Les dieux ont un humour cruel, qui bien souvent nous échappe. En nous enlevant notre Tai-Luc (inter)national le 1er décembre 2023, ils nous ont encore fait une blague pas drôle, de celles dont on se serait volontiers passé. Les dieux — et l’on sait depuis l’album Tambour et soleil et le morceau « Invisibles drapeaux » que Tai-Luc avait une inclination particulière pour ceux du panthéon tibéto-mongol — ou bien l’administration francilienne ?
Dans ce cas, le Raya Fan Club, sa garde prétorienne, serait en droit de demander réparation au Moloch de la rue de Lutèce. Pas en le trainant devant les tribunaux, non, à l’ancienne — ambiance concerts sauvages, début des années 80 — sur le parvis des Halles, du moins ce qu’il en reste, façon 47 rônins du troisième millénaire. Aux vengeurs, le choix des armes : Doc à bouts en fer, chaînes de mobylette, tessons de bouteilles Heineken, Kirin ou Tsingtao (de source sûre, lui-même ne buvait plus que du thé).
À quand une rue Tai-Luc ?
Quand l’absurde vire au tragique, ou l’inverse. Les faits d’abord : parce que, soi-disant, les Jeux Olympiques de Paris, les Ji-Ô-Pé en langage cuistre, l’exigeait, la préfecture de police avait « invité » les bouquinistes des quais de Seine à vider leurs boîtes sans attendre leurs avis d’expulsion. J’écris « avait » puisque, au moment où je rédige ce papier, je lis dans la presse que le préfet Nuñez est revenu sur sa menace. Ordre d’en haut. Mais allez expliquer à la famille de Tai-Luc, et j’inclus dedans tous les inconditionnels de son groupe La Souris Déglinguée (LSD), que l’icône du Punkabilly (Punk + Rockabilly), le chef incontesté, révéré même du « Parti de la Jeunesse », qui faisait aussi profession de bouquiniste, terrassé par une insuffisance respiratoire alors qu’il remontait chez lui son stock de livres, est mort d’un regrettable excès de zèle.
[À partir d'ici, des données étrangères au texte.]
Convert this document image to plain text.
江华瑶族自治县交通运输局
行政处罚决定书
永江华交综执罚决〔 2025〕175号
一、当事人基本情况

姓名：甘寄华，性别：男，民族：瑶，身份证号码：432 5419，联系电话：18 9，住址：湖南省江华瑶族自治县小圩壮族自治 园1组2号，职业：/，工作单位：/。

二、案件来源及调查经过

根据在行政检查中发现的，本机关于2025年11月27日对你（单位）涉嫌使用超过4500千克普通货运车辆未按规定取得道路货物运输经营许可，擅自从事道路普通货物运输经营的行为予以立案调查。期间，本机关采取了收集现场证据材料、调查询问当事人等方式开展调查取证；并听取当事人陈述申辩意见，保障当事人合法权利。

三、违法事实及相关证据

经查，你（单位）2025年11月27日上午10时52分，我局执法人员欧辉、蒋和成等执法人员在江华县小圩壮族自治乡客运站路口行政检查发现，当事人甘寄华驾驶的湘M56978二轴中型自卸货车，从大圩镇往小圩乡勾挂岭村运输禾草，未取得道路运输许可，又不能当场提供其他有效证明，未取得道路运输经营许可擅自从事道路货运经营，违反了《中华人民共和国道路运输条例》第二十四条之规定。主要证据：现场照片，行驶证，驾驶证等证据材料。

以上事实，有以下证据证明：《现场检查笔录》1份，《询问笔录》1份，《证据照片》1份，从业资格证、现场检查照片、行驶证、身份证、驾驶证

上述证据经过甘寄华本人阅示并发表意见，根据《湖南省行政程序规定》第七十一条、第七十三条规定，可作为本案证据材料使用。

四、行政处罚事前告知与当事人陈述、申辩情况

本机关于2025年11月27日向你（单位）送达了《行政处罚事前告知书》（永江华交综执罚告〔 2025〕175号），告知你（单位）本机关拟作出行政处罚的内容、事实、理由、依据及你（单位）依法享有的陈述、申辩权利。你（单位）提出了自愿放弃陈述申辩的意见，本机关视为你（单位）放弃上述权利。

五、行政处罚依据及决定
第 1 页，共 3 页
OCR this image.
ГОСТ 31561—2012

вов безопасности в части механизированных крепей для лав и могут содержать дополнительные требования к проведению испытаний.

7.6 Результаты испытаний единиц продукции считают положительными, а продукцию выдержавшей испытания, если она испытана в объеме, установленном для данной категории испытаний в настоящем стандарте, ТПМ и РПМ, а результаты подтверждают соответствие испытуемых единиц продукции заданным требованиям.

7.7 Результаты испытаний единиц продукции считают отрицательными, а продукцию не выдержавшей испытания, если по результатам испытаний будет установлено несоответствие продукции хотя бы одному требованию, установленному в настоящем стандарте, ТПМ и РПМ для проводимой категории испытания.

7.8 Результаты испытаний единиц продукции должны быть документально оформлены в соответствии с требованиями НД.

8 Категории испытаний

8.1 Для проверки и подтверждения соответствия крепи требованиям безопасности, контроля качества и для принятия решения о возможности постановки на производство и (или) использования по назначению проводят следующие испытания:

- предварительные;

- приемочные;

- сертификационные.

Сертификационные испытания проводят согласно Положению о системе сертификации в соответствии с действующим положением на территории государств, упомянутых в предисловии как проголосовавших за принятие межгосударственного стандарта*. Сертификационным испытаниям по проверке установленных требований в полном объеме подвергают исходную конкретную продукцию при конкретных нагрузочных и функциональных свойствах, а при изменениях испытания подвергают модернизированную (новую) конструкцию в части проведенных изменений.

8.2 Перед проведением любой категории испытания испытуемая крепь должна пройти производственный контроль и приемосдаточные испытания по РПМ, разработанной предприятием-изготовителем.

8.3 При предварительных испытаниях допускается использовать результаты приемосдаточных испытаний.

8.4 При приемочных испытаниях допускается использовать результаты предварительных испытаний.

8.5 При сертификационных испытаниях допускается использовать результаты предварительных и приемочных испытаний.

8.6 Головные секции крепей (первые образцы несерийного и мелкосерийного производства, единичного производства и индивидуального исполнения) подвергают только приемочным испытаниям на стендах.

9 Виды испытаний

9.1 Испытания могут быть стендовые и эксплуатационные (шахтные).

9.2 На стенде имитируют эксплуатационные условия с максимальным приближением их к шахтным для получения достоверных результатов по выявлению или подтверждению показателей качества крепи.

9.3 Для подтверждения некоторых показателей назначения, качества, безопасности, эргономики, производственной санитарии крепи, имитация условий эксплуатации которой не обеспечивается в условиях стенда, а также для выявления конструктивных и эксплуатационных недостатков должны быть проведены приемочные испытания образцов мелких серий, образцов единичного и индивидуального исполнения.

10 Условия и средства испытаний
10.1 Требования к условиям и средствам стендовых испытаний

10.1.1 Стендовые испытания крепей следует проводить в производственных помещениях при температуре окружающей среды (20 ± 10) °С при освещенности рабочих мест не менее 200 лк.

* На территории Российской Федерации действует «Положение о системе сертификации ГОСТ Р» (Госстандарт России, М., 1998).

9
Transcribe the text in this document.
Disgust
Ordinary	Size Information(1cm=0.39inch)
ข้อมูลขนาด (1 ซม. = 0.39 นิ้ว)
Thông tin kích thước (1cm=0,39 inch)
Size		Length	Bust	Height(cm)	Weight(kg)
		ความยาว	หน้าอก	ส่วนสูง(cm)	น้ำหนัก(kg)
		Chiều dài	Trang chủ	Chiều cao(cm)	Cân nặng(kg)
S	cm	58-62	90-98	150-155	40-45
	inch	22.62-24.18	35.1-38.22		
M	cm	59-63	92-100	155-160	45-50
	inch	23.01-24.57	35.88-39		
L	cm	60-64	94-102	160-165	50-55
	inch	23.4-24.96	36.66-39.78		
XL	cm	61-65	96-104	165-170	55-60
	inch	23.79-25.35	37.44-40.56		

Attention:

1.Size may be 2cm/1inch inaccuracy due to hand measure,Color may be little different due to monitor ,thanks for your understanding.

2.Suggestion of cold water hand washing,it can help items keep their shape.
Pour une fois qu’il avait décidé d’obéir à une injonction « supérieure »… À notre dernière rencontre, il y a une éternité, il m’avait donné rendez-vous dans le 13è. Certains font de l’arrire-salle d’un bar leur GQ, lui c’était l’arrondissement. Nous n’étions pas amis, mais il se trouve qu’il avait goûté les questions que nous lui avions posées pour la revue Cancer !, le camarade Pierre JokerKriss et moi, au sortir d’un de ses concerts.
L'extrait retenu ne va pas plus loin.